8 Juin Journée Nationale aux "Morts pour la France" en Indochine
vendredi 10 juin 2011
Cette cérémonie s’est déroulée devant le Monument aux Morts du 17 ème arrondissement de Paris en présence de madame le maire du 17 ème, Brigitte Kuster.
Depuis 2005, cette Journée Nationale d’Hommage, fixée au 8 juin, nous permet de rappeler à tous le sacrifice des 29.000 métropolitains, des 11.000 légionnaires, des 15.000 africains et nord-africains, et des 45.000 indochinois, morts au nom de la France, dans cette Indochine que tous s’accordent à appeler « la perle de l’Empire français ».
Un point chaud dans la guerre froideLa première grande guerre coloniale française venait de commencer. Ce conflit ne fera que s’aggraver avec le début de la guerre froide, les puissants voisins communistes chinois et russes soutenant les forces vietminh. Les forces de l’Union Française en Indochine devenaient ainsi un avant-poste de la guerre froide dans cette partie du monde.
Au plus fort de la présence française, ce sera plus de 260.000 hommes qui composèrent le Corps Expéditionnaire d’Extrême-Orient avec un soutien logistique de la part des Etats-Unis.
Je rappellerai les grandes dates de l’intervention de nos forces armées :
mars 1946 : débarquement des troupes françaises à Haïphong,
novembre 1946 : bombardement français sur Haïphong,
octobre 1950 : bataille de la Route Coloniale n° 4,
janvier et mars 1951 : victoire française au Tonkin,
fin 1952 : défaite du Viet-Minh face au camp retranché de Na San,
mars et mai 1954 : bataille de Dien-Bien-Phu.

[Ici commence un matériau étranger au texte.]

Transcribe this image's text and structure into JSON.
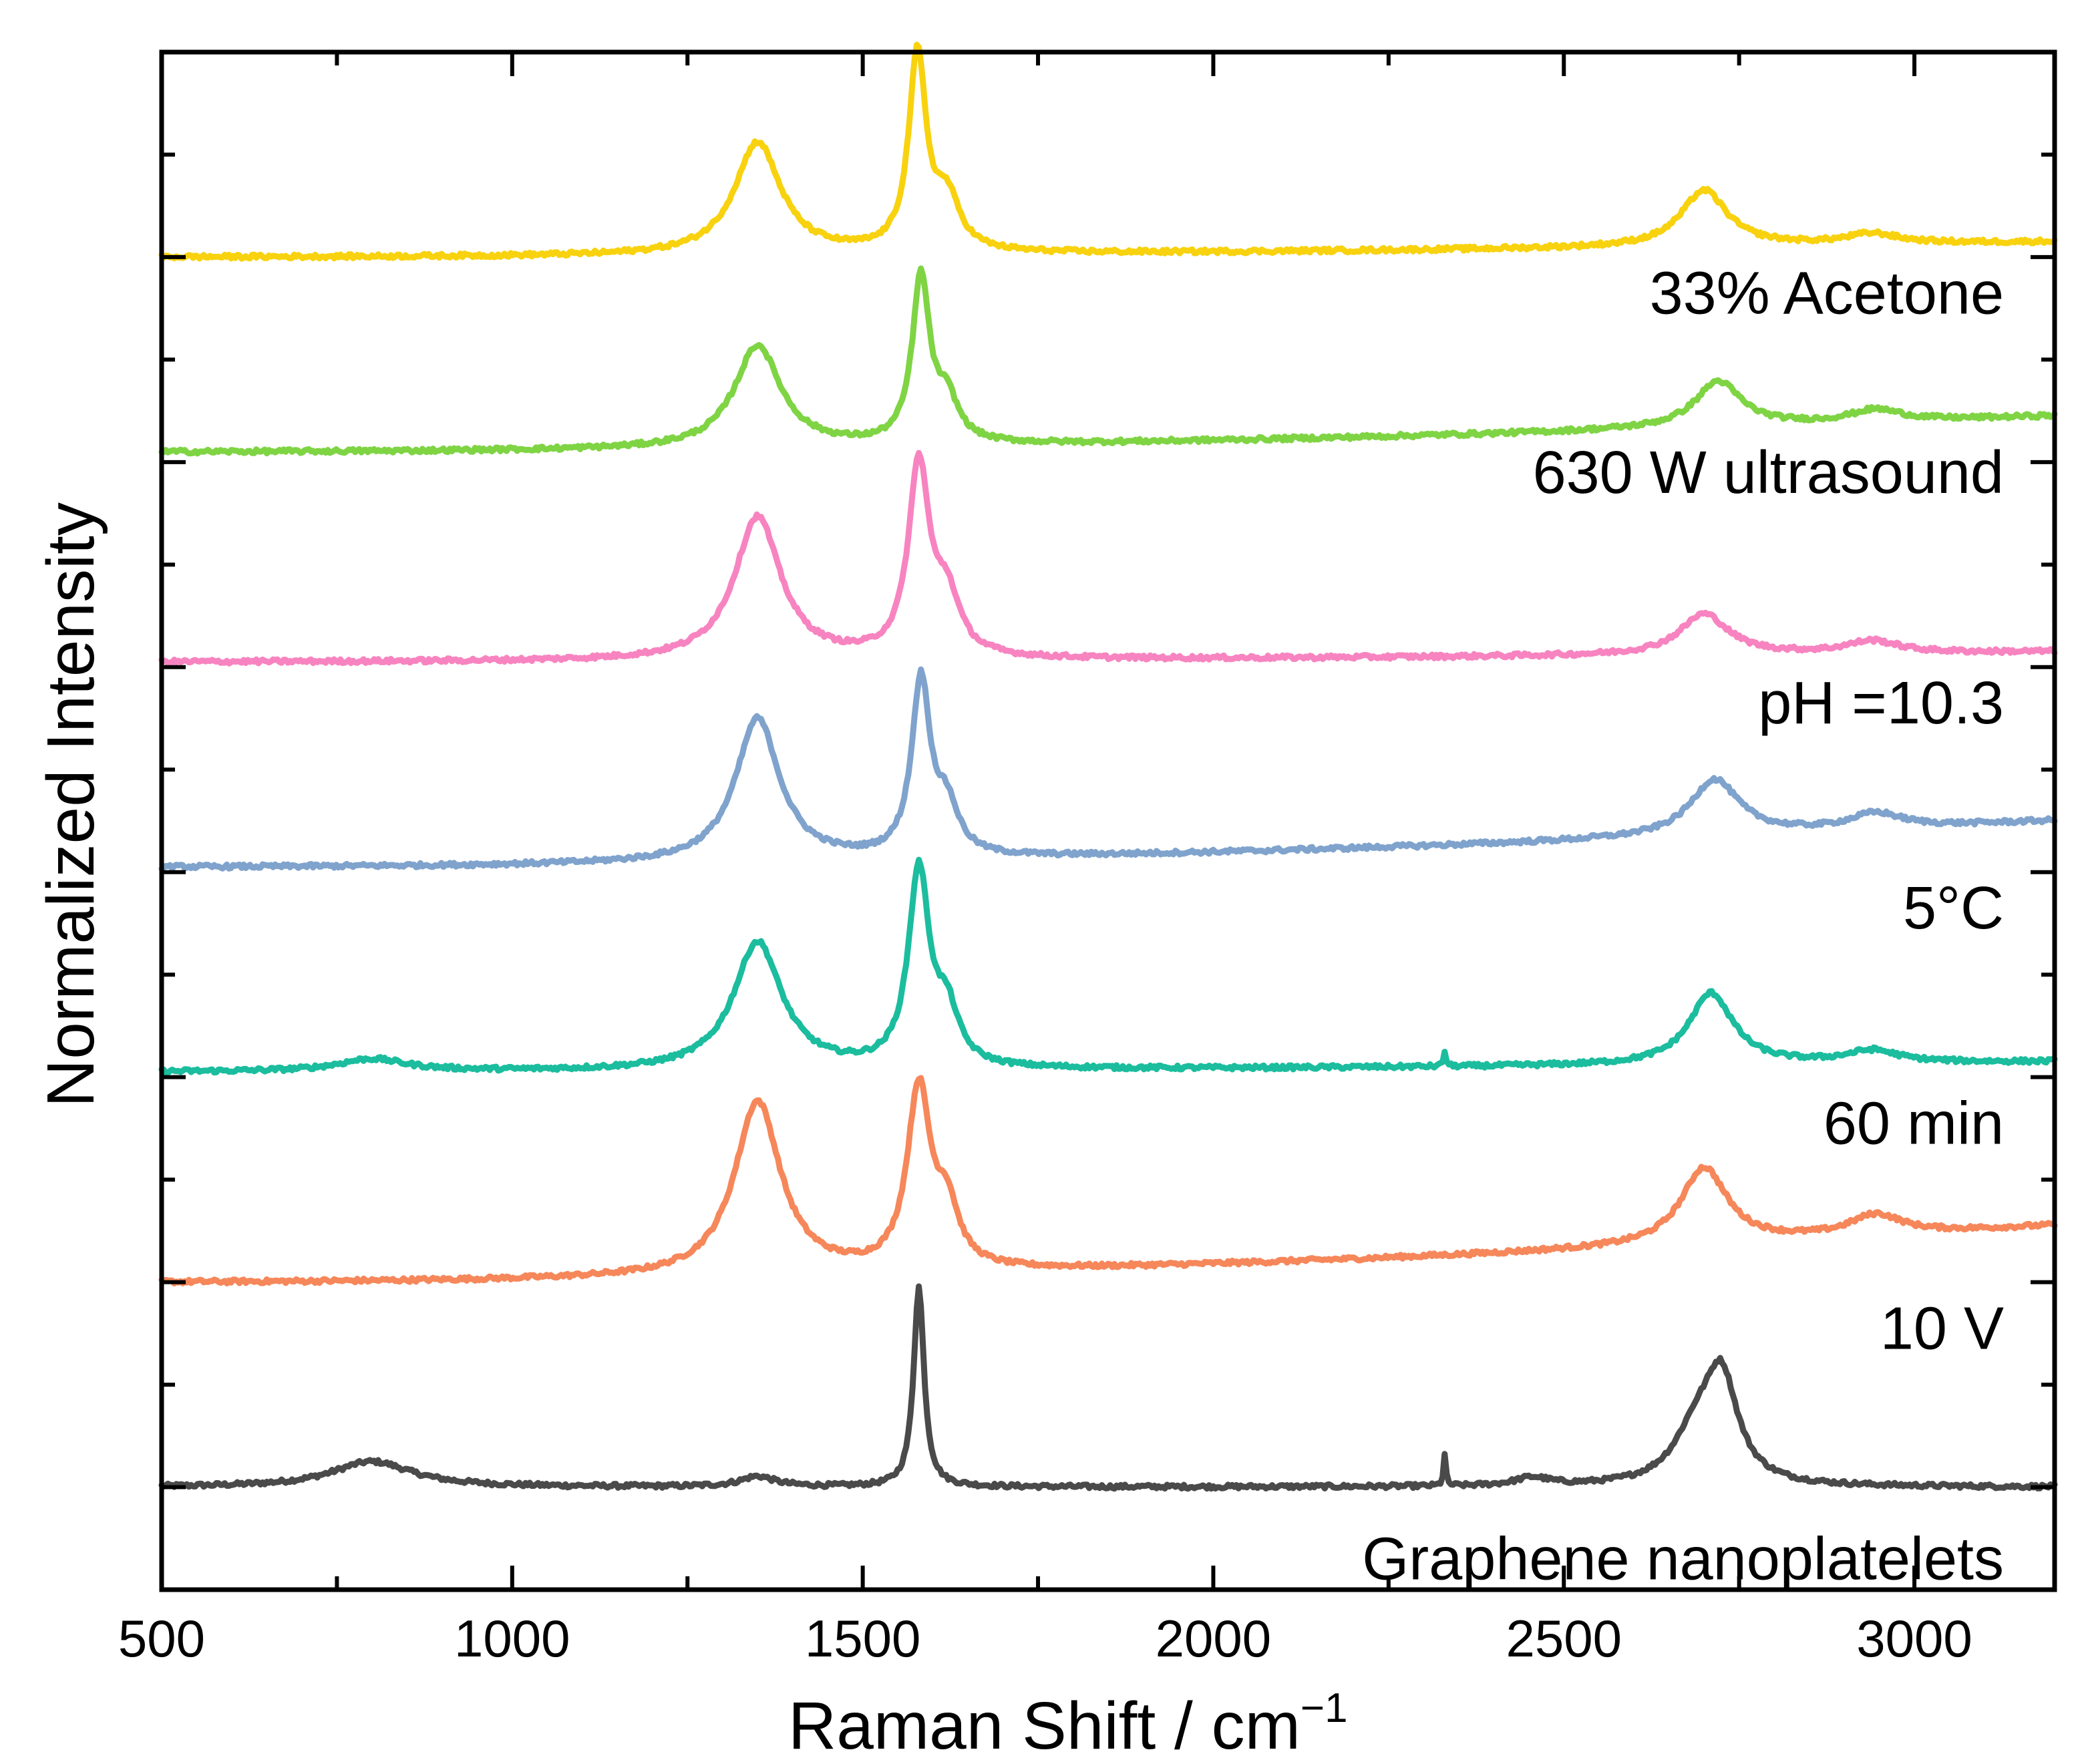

Après cette dernière et tragique grande bataille et la signature des Accords de Genève :
le 9 octobre 1954, les troupes françaises évacuèrent Hanoï,
et en mai 1955, le Corps Expéditionnaire quitta définitivement l’Indochine.
Durant cette décennie, les soldats français loin de chez eux relevaient le défi dans des conditions extrêmes, sur un terrain très difficile fait surtout de jungle, de rizières, de marécages et face à un ennemi imprévisible, opiniâtre, profitant de sa connaissance du milieu ambiant pour mieux appliquer ses techniques de guérilla.